By Paul Chimera
Salvador Dalí Historian
I’m not sure how many Dalí scholars have connected the dots this way, but there’s really little wonder why the theme of death pervaded so much of the surrealism of Salvador Dalí. First, the brother born a couple years before Dalí – whom his parents had named Salvador (!) – died of meningitis.
A picture of the dead child hung prominently in the Dalí family home, near a picture of the Crucifixion of Jesus. A lot to process for the young future artist/genius.
Then, when Dalí was just 16 years old, his beloved mother died of uterine cancer. She was said to be a kind of counterpart to Dalí’s father, in that, while Dalí senior took issue with his son’s politics and personal choices, Dalí’s mother lavished enormous attention on him and was devoted to the “second” Salvador unconditionally.
Dalí was devastated by the sudden loss of his mother, the woman to whom he vowed he would one day become a successful, famous artist. That devastation was memorialized in the superbly crafted but very bizarre surrealist canvas, “The Enigma of Desire,” painted when Dalí was 25 years young.
A large palette-like structure merges with the well-known, ubiquitous “Great Masturbator” head – the head of Dalí – on which a dense mass of ants appears – a symbol of decay and death.
Upwards of 70 elongated spaces (vaginal symbols? Intra-uterine symbols?) are carved into the gold, rocky structure, and in many of them appear the words, “Ma mere” (French for “My mother”). Dalí was Spanish, of course, but he often wrote and spoke in French.
What a pictorial cry of anguish, loss, and desire!
It’s unimaginable to lose the person who generally loves us as no one else does – our mother – at such an impressionable, vulnerable age. You can practically hear Dalí imploring a higher power to bring “My mother, my mother, my mother!” back to him.

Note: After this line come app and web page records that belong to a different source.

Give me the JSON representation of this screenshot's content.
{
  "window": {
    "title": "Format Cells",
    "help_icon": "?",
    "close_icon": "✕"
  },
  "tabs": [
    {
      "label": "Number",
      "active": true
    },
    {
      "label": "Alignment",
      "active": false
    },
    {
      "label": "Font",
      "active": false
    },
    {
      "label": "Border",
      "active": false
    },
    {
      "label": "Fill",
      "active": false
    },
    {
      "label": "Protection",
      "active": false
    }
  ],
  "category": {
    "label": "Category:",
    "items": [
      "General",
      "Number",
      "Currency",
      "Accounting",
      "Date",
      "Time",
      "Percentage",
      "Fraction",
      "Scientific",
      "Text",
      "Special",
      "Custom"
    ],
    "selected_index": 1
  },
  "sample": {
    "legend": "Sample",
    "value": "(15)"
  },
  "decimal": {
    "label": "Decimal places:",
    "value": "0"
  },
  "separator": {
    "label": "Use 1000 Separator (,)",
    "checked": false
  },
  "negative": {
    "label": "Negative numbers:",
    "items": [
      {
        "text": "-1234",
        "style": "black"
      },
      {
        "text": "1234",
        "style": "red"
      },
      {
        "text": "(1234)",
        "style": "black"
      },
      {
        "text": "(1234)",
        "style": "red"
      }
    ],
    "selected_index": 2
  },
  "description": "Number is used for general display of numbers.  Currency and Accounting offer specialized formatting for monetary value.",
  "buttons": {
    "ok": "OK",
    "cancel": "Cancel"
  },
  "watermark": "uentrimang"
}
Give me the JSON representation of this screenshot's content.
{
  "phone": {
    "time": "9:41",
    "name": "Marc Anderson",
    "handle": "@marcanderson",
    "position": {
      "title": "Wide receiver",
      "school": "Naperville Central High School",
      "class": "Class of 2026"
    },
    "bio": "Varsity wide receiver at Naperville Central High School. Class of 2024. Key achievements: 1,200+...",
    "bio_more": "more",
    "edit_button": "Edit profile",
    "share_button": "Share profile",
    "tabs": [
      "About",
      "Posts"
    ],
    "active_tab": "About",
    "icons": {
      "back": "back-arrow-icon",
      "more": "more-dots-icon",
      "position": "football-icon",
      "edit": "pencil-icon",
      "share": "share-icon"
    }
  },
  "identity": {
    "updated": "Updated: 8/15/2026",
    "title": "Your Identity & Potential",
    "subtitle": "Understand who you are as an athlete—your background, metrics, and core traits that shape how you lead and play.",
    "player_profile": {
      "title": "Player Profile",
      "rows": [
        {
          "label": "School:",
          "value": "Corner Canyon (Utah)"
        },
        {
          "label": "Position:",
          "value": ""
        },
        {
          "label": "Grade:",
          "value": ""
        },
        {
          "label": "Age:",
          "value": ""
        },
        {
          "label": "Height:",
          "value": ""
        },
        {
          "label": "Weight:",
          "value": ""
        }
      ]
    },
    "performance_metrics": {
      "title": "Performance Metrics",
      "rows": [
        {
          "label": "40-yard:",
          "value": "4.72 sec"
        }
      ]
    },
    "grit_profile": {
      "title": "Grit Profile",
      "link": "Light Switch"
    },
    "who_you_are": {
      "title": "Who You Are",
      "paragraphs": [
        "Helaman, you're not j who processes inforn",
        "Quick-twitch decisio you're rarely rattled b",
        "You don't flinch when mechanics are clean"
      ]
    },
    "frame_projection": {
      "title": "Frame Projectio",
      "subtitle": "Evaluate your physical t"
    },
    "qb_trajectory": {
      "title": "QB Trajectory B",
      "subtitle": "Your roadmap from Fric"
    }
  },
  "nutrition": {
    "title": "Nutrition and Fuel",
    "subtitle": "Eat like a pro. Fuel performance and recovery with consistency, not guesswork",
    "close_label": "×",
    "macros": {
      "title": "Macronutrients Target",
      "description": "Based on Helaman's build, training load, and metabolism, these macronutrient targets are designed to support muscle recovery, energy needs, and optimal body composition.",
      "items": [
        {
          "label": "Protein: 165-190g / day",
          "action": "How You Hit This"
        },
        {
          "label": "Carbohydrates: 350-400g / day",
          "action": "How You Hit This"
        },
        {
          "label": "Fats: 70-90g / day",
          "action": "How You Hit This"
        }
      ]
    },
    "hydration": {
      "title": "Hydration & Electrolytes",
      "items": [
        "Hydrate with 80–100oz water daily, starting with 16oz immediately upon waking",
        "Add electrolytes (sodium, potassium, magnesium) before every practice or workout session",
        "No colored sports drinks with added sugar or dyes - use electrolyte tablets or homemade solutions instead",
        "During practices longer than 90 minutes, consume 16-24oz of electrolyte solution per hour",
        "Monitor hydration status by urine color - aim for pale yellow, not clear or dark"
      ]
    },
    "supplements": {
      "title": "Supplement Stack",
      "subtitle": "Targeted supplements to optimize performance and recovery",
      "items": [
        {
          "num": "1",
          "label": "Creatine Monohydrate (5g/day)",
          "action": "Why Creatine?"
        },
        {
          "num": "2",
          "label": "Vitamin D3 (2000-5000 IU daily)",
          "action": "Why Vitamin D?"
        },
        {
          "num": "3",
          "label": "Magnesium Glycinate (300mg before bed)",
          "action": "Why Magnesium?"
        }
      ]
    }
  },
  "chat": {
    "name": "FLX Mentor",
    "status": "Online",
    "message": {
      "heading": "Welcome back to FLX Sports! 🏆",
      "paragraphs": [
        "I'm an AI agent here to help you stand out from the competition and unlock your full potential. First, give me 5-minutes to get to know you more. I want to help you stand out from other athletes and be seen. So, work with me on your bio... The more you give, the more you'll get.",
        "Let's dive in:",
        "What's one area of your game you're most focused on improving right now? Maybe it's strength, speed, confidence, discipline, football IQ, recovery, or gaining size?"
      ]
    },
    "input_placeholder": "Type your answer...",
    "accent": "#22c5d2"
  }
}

Other unsettling details in “The Enigma of Desire” – a woman’s torso seen in a rocky opening in the middle distance; a configuration of anguished and violent activity at left – make this painting a real unvarnished, raw glimpse into the psyche and neuroses of a young Catalan painter destined to international greatness and historical legend.
It is not incidental that the lion’s head in the upper right portion of the painting had long symbolized the aggressive, authoritarian nature of Dalí’s father. While Dalí’s mother is appealed to in practically endless fashion in this almost desperate painting by a young man expressing loss and longing, Dalí’s father – from whom he was now estranged – is accorded the nearly overlooked lion’s head.